Below is an excerpt of the Chapter 41
 
Interpretation In the new Chapter 41, the minimum sample weight is no longer mentioned. Rather, it is necessary to determine the operating range of a balance. This range is limited above and below by the maximum capacity of the balance and begins at the point at which the balance's repeatability is less than or equal to 0.10%.
 
41 Balances This chapter states the requirements for balances used for materials that must be accurately weighed (see General Notices, 8.20). Unless otherwise specified, when substances must be "accurately weighed", the weighing shall be performed using a balance that is calibrated over the operating range and meets the requirements defined for repeatability and accuracy. For balances used for other applications, the balance repeatability and accuracy should be commensurate with the requirements for its use. For discussion of the theoretical basis of these requirements, see general information chapter Weighing on an Analytical Balance 1251, which may be a helpful but not mandatory resource.
 
Repeatability Repeatability is assessed by weighing one test weight NLT 10 times. [Note The test weight must be within the balance's capacity, but the weight need not be calibrated. Because repeatability is virtually independent of sample mass within the balance's capacity, use of a small test weight, which may be difficult to handle, is not required.] Repeatability is satisfactory if two times the standard deviation of the weighed value, divided by the nominal value of the weight used, does not exceed 0.10%. If the standard deviation obtained is less than 0.41d, where d is the scale interval, replace this standard deviation with 0.41d. In this case, repeatability is satisfactory if two times 0.41d, divided by the nominal value of the weight used, does not exceed 0.10%.
 
Accuracy The accuracy of a balance is satisfactory if its weighing value, when tested with suitable weights, is within 0.10% of the test weight value. A test weight is suitable if it has a mass between 5% and 100% of the balance's capacity. Its maximum permissible error (mpe), or alternatively its calibration uncertainty, shall be NMT one-third of the applied test limit of the accuracy test. [Note Applicable standards are the following: ASTM E617 (available from http://www.astm.org) and OIML R 111 (available from http://www.oiml.org).]
 
Repeatability The new USP requires that the repeatability of a balance be determined based on at least 10 comparable weighed values. For this test, Sartorius recommends using one weight close to approximately half of the maximum capacity of the particular balance (in other words, for a 200 g analytical balance, you need to use a weight of 100 g). The USP states that it is not necessary to use a small test weight to assess the repeatability. Sartorius recommends performing a repeatability test at approximately half of a balance's maximum capacity in order to combine the repeatability test and the accuracy test (the accuracy test is described later in this document).
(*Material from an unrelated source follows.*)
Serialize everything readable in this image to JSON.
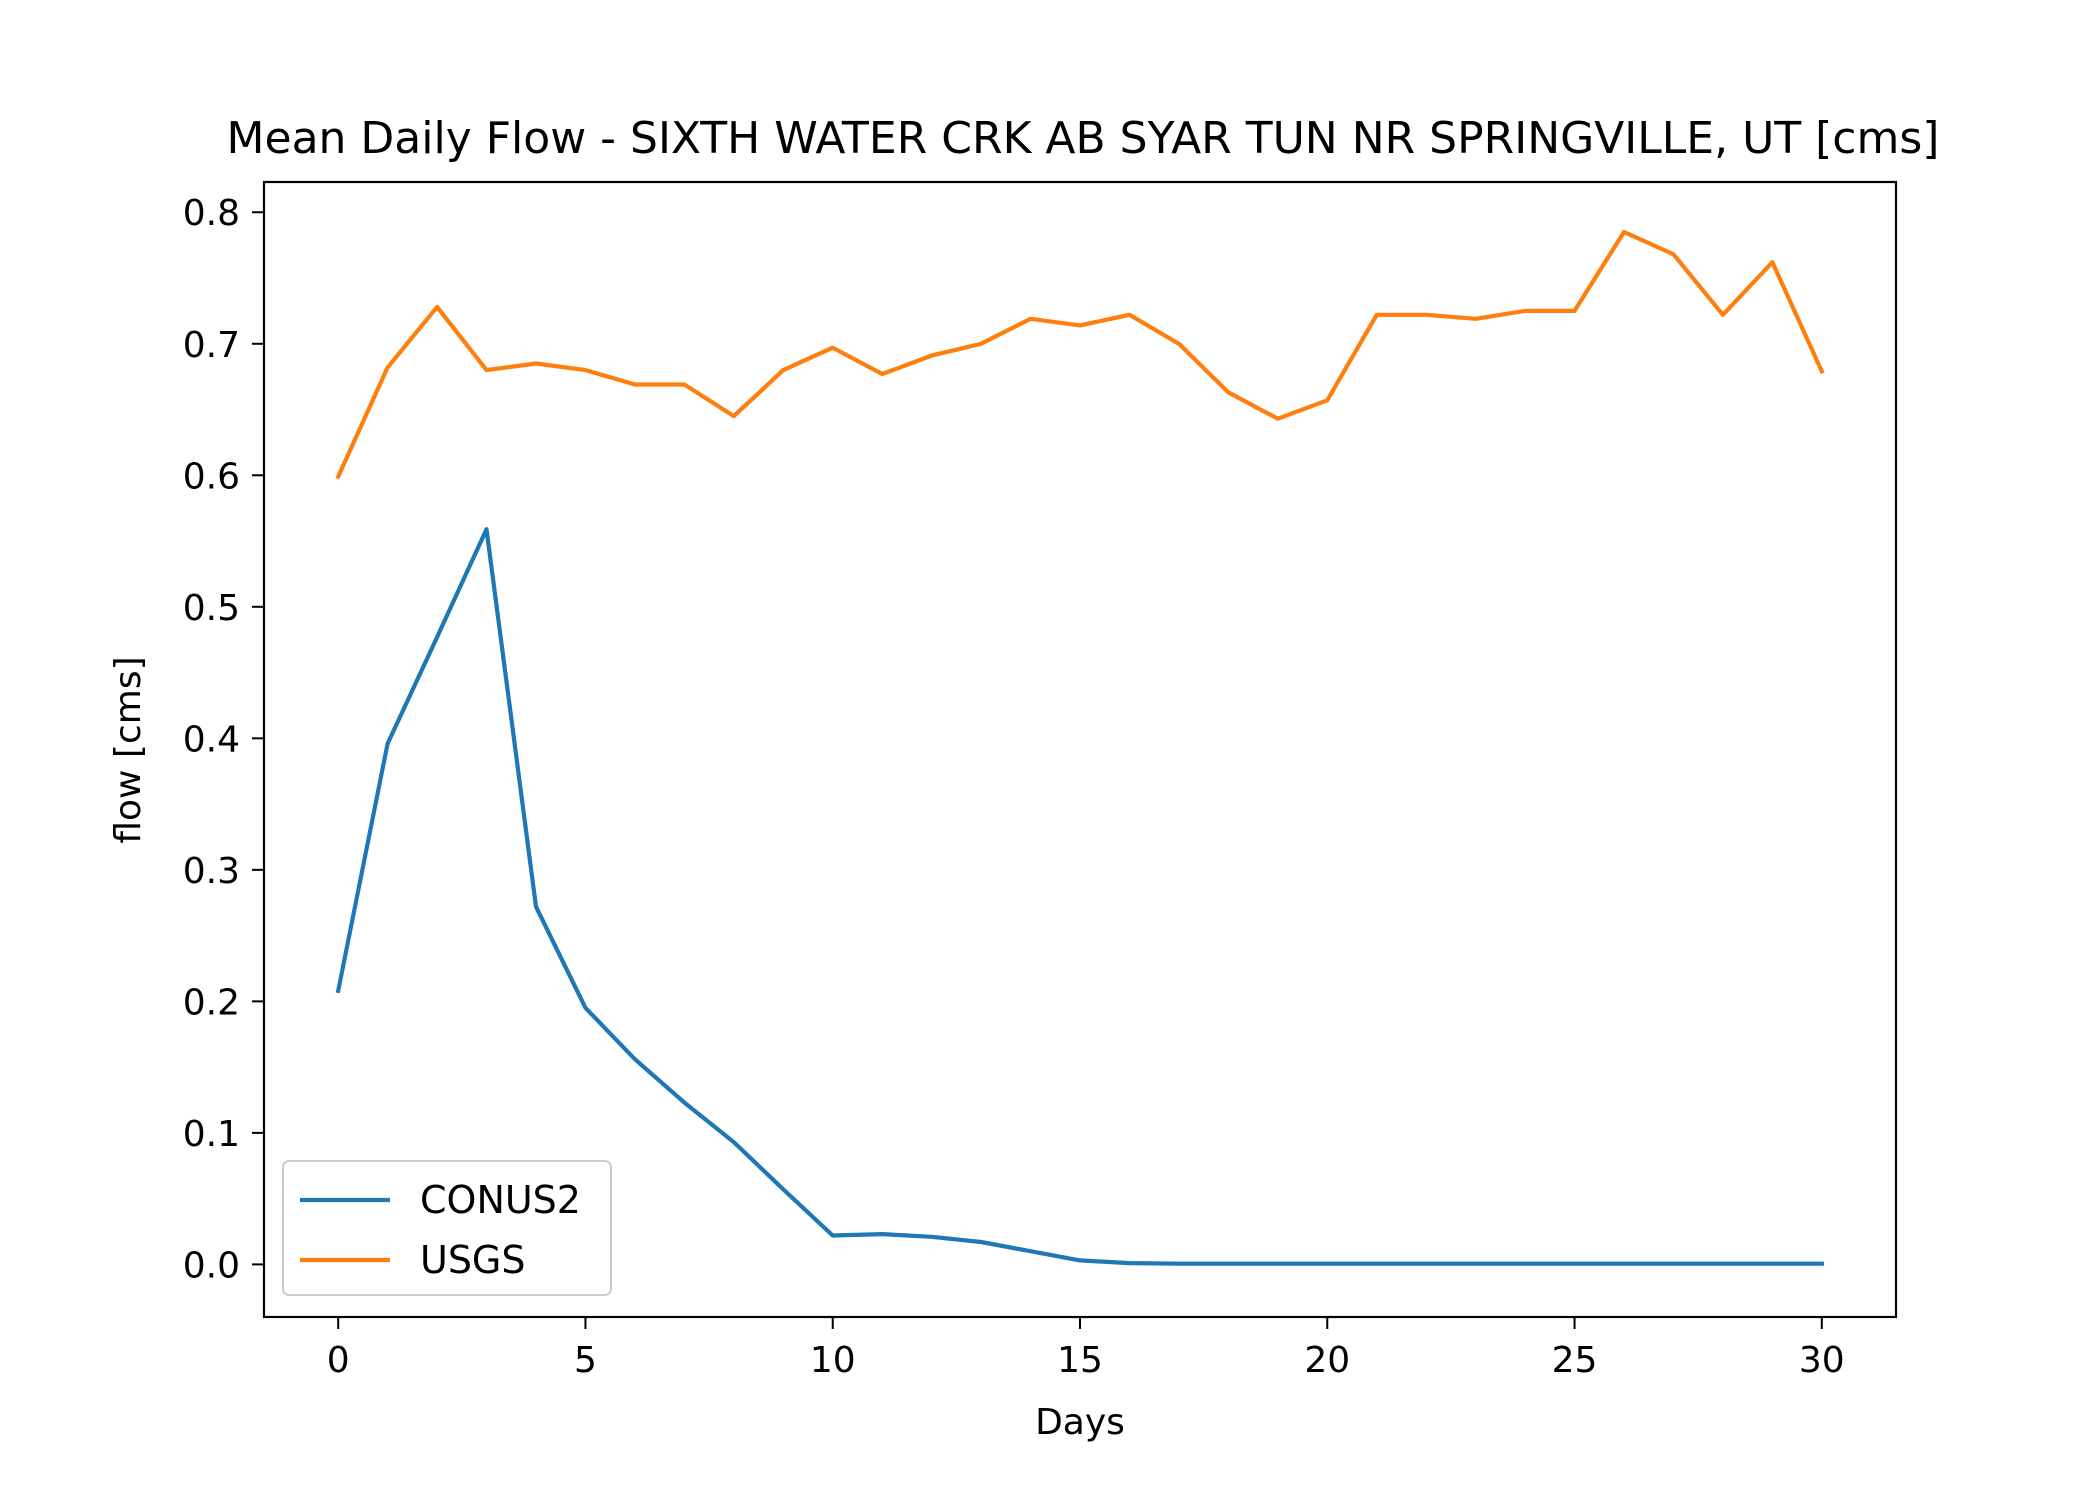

Determine the standard deviation from 10 comparable weighed values and multiply these by an expansion factor of 2 (in other words, 2 x the std. deviation). If this value is multiplied by 1,000, this will yield the starting point of the operating range for a particular balance.
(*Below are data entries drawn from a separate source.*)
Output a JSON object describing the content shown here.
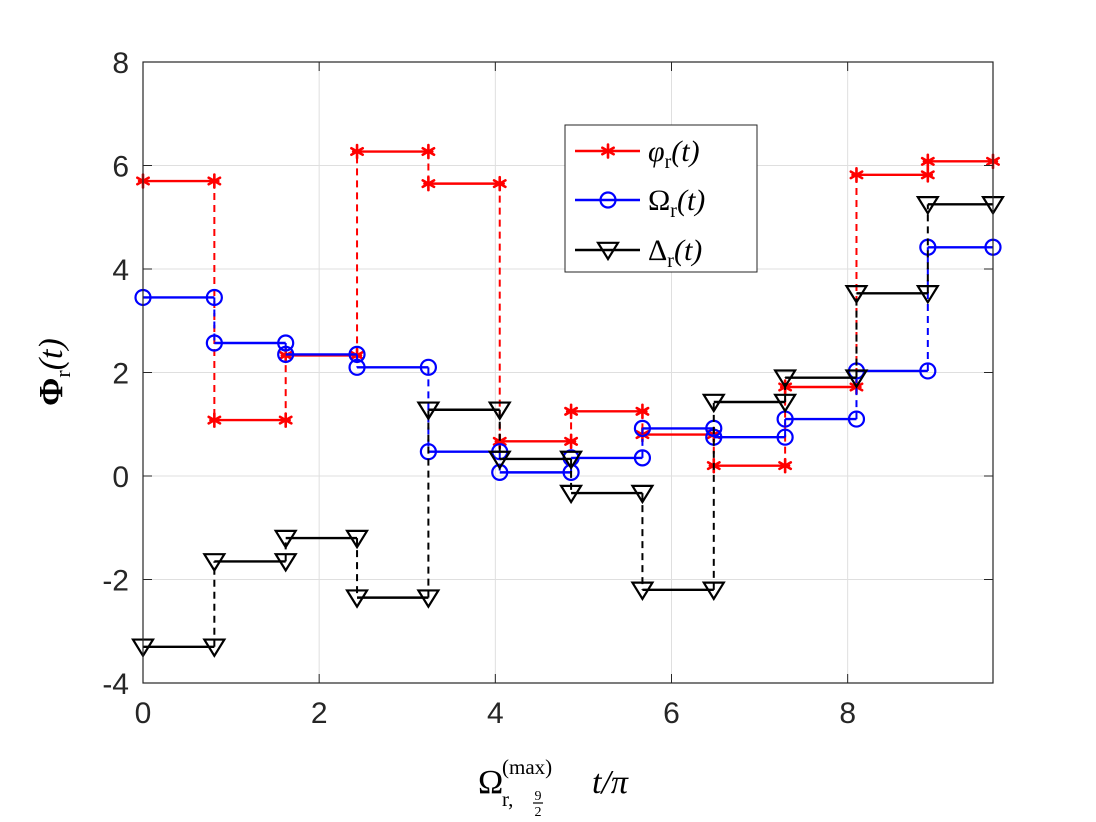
{
  "chart_data": {
    "type": "line",
    "subtype": "step",
    "xlim": [
      0,
      9.65
    ],
    "ylim": [
      -4,
      8
    ],
    "grid": true,
    "legend_position": "top-right",
    "x_ticks": [
      "0",
      "2",
      "4",
      "6",
      "8"
    ],
    "y_ticks": [
      "-4",
      "-2",
      "0",
      "2",
      "4",
      "6",
      "8"
    ],
    "xlabel": {
      "base": "Ω",
      "superscript": "(max)",
      "subscript": "r,",
      "sub_num": "9",
      "sub_den": "2",
      "rest": "t/π"
    },
    "ylabel": {
      "base": "Φ",
      "subscript": "r",
      "rest": "(t)"
    },
    "step_edges": [
      0,
      0.81,
      1.62,
      2.43,
      3.24,
      4.05,
      4.86,
      5.67,
      6.48,
      7.29,
      8.1,
      8.91,
      9.72
    ],
    "series": [
      {
        "name": "phi_r(t)",
        "legend": {
          "base": "φ",
          "subscript": "r",
          "rest": "(t)"
        },
        "color": "#ff0000",
        "marker": "asterisk",
        "values": [
          5.7,
          1.08,
          2.33,
          6.27,
          5.65,
          0.67,
          1.25,
          0.8,
          0.2,
          1.72,
          5.82,
          6.08
        ]
      },
      {
        "name": "Omega_r(t)",
        "legend": {
          "base": "Ω",
          "subscript": "r",
          "rest": "(t)"
        },
        "color": "#0000ff",
        "marker": "circle",
        "values": [
          3.45,
          2.57,
          2.35,
          2.1,
          0.47,
          0.07,
          0.35,
          0.92,
          0.75,
          1.1,
          2.03,
          4.42
        ]
      },
      {
        "name": "Delta_r(t)",
        "legend": {
          "base": "Δ",
          "subscript": "r",
          "rest": "(t)"
        },
        "color": "#000000",
        "marker": "triangle-down",
        "values": [
          -3.3,
          -1.65,
          -1.2,
          -2.35,
          1.28,
          0.33,
          -0.33,
          -2.2,
          1.43,
          1.9,
          3.53,
          5.25
        ]
      }
    ]
  }
}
If a standard deviation less than 0.41 digit is obtained (in other words, 0.041 mg for an analytical balance with a readability of 0.1 mg), this must be replaced by 0.41 d so that the smallest possible starting point of an operating range of up to 820 d (2 * 0.41 * 1,000) is obtained. For an analytical balance with a readability of 0.1 mg, this means the starting point yielded is 82 mg.